Movie review: Jab Tak Hai Jaan


Movie review: Jab Tak Hai Jaan

Jab Tak Hai Jaan

Cast: Shah Rukh Khan, Katrina Kaif, Anushka Sharma
Direction: Yash Chopra
Music: A.R. Rahman

Keeping the emotional factor of Yash Chopra’s demise aside, Jab Tak Hai Jaan lacks the Yash Chopra punch. The story revolves around Major Samar Anand (Shah Ruk Khan) who is an officer in bomb disposal squad in the Indian Army  posted in Kashmir and Ladakh. The opening scene has Shah Ruk Khan defusing his 98th bomb and he does this without a suit and after which he is shown riding off on his Enfield establishing the fact that he is loner.

But he wasn’t always a loner which is revealed to us when Akira played by Anuska Sharma, an internee with Discovery chances onto Samar Anand’s diary. The narrative then goes back 10 years in London where Samar Anand is an immigrant who earns his daily bread by doing menial jobs. In his spare time he sings and that is when the billionaire heiress Meera (Katrina Kaif) sees him and she approaches him to teach her a Punjabi song to sing at her dad’s 50th birthday. Samar agrees to do this if in return she teaches him how to speak like a gentleman.

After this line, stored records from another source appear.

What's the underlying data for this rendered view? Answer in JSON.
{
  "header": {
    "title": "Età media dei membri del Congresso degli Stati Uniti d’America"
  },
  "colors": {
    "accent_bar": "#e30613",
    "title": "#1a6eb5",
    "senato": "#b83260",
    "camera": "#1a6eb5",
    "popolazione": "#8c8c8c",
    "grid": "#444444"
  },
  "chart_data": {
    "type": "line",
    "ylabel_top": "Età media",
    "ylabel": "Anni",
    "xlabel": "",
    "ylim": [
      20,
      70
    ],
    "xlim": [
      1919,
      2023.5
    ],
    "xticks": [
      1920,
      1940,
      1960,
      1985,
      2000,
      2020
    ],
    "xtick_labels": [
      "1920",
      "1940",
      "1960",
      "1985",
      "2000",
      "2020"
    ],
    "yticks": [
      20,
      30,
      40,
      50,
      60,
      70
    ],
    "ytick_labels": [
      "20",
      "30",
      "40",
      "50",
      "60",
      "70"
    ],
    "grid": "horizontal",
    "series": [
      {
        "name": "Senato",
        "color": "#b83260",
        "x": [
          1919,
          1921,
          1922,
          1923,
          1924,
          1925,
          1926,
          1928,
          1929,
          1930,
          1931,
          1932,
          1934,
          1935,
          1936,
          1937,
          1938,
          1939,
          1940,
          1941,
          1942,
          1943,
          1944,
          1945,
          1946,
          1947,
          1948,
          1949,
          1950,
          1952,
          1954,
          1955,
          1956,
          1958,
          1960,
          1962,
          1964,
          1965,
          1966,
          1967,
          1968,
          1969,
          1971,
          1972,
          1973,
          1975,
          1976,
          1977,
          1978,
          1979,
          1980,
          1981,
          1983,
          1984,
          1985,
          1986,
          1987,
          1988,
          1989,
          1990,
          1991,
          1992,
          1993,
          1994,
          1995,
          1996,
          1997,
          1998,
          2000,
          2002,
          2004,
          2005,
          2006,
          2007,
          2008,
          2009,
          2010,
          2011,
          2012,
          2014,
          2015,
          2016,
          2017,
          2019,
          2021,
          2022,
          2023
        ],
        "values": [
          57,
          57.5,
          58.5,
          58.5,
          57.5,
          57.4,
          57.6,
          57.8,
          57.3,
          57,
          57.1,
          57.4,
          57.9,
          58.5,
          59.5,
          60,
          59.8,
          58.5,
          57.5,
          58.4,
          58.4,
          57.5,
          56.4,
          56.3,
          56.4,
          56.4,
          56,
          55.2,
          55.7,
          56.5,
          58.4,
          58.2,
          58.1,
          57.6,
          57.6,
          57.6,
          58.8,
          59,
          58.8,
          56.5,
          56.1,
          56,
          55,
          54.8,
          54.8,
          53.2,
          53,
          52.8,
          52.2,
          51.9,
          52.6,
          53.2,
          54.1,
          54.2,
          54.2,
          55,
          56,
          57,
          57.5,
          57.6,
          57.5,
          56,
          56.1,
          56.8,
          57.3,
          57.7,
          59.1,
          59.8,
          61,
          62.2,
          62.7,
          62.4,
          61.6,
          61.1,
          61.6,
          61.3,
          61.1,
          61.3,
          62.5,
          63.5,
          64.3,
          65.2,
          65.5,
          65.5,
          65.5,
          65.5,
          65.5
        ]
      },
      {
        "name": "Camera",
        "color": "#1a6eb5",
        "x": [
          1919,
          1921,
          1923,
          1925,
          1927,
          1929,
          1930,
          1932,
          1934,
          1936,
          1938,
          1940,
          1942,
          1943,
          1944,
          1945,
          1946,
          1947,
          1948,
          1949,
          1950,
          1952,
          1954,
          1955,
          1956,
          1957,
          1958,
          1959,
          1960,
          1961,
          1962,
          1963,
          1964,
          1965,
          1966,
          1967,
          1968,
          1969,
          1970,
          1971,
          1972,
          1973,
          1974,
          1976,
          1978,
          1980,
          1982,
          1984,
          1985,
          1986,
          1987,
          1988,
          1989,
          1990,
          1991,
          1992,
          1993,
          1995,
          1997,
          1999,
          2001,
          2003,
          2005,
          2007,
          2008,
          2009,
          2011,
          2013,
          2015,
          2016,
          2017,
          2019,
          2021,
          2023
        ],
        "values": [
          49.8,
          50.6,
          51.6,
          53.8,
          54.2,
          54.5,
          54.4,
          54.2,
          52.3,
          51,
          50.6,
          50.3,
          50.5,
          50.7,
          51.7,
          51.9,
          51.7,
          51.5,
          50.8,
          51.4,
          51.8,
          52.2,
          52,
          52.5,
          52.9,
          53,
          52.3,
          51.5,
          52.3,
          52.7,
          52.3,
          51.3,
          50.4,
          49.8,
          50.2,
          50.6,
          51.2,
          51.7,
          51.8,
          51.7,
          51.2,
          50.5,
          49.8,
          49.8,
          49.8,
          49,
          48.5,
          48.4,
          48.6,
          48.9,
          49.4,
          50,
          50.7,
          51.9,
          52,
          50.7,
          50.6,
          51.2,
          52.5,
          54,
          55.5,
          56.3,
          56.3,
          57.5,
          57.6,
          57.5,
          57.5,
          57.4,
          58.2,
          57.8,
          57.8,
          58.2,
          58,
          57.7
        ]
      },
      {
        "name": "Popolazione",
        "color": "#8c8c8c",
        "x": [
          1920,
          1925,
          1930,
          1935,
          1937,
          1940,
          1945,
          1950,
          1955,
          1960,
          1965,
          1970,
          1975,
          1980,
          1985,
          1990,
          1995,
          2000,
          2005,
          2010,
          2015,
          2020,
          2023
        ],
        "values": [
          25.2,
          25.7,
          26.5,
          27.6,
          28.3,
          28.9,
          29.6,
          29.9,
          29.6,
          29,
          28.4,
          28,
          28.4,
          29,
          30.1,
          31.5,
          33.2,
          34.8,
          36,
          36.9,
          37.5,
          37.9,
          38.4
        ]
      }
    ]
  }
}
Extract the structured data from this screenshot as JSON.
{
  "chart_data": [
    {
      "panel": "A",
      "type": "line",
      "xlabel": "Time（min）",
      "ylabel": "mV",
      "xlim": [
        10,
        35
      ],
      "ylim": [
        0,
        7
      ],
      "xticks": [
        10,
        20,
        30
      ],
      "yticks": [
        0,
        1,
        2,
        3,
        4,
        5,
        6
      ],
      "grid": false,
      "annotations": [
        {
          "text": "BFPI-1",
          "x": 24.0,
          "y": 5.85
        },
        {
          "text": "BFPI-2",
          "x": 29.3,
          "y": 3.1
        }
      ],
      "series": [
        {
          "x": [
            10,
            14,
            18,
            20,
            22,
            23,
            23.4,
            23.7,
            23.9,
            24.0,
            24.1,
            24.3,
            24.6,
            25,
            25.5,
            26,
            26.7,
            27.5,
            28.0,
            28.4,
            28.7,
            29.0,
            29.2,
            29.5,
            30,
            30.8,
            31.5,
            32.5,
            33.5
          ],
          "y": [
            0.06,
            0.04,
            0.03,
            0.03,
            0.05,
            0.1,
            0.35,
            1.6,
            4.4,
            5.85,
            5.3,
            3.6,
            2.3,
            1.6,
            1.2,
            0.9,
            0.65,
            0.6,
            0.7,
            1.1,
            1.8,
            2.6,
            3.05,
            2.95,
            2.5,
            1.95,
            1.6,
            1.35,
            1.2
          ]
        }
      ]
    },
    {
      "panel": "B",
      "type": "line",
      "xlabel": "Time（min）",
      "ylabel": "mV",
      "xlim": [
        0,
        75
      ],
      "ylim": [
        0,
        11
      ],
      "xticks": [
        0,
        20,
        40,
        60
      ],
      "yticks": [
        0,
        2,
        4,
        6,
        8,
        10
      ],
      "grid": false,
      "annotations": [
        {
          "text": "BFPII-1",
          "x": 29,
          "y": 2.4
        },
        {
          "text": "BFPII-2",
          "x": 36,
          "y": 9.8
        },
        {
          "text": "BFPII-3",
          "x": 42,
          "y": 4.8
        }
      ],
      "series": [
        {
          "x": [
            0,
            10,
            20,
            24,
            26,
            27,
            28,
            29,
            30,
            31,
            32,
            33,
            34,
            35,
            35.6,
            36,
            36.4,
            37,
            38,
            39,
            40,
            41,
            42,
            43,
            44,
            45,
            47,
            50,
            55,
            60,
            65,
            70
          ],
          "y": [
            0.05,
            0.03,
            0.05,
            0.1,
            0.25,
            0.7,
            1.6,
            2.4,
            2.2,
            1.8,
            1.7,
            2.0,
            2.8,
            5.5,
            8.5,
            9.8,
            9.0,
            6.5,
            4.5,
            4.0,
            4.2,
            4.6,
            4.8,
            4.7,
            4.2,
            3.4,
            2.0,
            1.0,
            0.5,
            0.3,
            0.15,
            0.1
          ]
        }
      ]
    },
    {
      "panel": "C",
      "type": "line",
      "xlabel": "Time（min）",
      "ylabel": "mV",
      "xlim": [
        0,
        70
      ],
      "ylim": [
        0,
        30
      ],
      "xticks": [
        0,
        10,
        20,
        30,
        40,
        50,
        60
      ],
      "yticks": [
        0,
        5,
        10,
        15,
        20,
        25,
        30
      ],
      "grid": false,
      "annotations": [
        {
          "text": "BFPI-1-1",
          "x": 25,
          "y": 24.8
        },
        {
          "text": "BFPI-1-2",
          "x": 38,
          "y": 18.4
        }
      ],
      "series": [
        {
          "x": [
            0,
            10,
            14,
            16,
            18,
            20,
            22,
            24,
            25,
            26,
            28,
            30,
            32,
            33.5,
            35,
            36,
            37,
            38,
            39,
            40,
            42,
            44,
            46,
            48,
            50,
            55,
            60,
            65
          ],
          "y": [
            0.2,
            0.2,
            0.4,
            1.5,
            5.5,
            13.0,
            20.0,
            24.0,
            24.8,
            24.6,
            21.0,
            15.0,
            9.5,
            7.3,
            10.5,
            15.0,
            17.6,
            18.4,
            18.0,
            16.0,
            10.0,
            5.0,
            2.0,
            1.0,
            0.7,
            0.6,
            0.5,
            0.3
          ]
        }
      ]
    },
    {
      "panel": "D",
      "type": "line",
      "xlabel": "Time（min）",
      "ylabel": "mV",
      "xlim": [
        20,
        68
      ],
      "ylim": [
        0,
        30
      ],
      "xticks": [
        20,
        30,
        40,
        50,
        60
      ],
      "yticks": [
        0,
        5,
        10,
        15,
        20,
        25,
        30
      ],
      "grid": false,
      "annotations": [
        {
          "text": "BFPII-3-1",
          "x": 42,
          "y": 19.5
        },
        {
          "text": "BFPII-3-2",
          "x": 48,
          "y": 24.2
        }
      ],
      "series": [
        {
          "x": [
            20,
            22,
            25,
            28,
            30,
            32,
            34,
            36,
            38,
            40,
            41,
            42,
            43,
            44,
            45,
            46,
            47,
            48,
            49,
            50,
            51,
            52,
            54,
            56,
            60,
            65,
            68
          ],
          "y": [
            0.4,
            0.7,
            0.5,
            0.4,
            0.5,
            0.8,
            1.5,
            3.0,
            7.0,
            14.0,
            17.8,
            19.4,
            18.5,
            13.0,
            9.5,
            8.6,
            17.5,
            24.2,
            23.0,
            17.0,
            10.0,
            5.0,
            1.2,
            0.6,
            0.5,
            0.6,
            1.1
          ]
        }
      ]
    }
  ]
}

Slowly Samar Anand falls in love with Meera but meets with an accident and Meera who has the habit of bargaining with God, promises God that she would never meet Samar again if God saved him. When Meera explains this to Samar he gets angry and vows that he is going to face death every day to shake Meera’s faith in her Jesus. And that brings us to why he refuses to wear a bomb suit while disposing bombs.

As the film slowly moves into the present, we realize that Akira falls in love with Samar and to know him more she decided to do a documentary on the ‘man who cannot die” so she can be a part of his life for a few days.

The first half of the movie does drag at point when you feel where the story is headed. Except for the song “Challa” the others are a disappointment. A.R. Rahman fails to impress with the musical score which is surprising s as Rahman hardly gets it wrong. The song ‘Ishq Shava’ jars in the script and the movie could have done without the song. The movie falls back on certain Bollywood clichés like road accidents, a head injury, which results in a case of retrograde amnesia and a neurologist who advises some playacting.

The time Akira spends with Samar in the army is far from realistic. The men in uniform as shown as men desperate for female attention and the scene where Samar and Akaria are suspended from the bridge while he diffuses a bomb is unintentionally funny as Akira chats away totally oblivious to the seriousness of the issue.

As far as the acting goes, Shah Rukh Khan has to be given full credit for carrying the film on his shoulder. Katrina Kaif fails to impress though she looks the quintessential innocent Yash Chopra heroine. Anushka Sharma is like a breath of life to the film with her over the top happy go lucky present day Delhi girl. But at times her shrilly voice gets too much to bear. It was nice seeing the softer Kashmir on big screen after long time. The locales of a Yash Chopra movie can never fail and Jab Tak Hai Jaan is yet another testimonial for the same.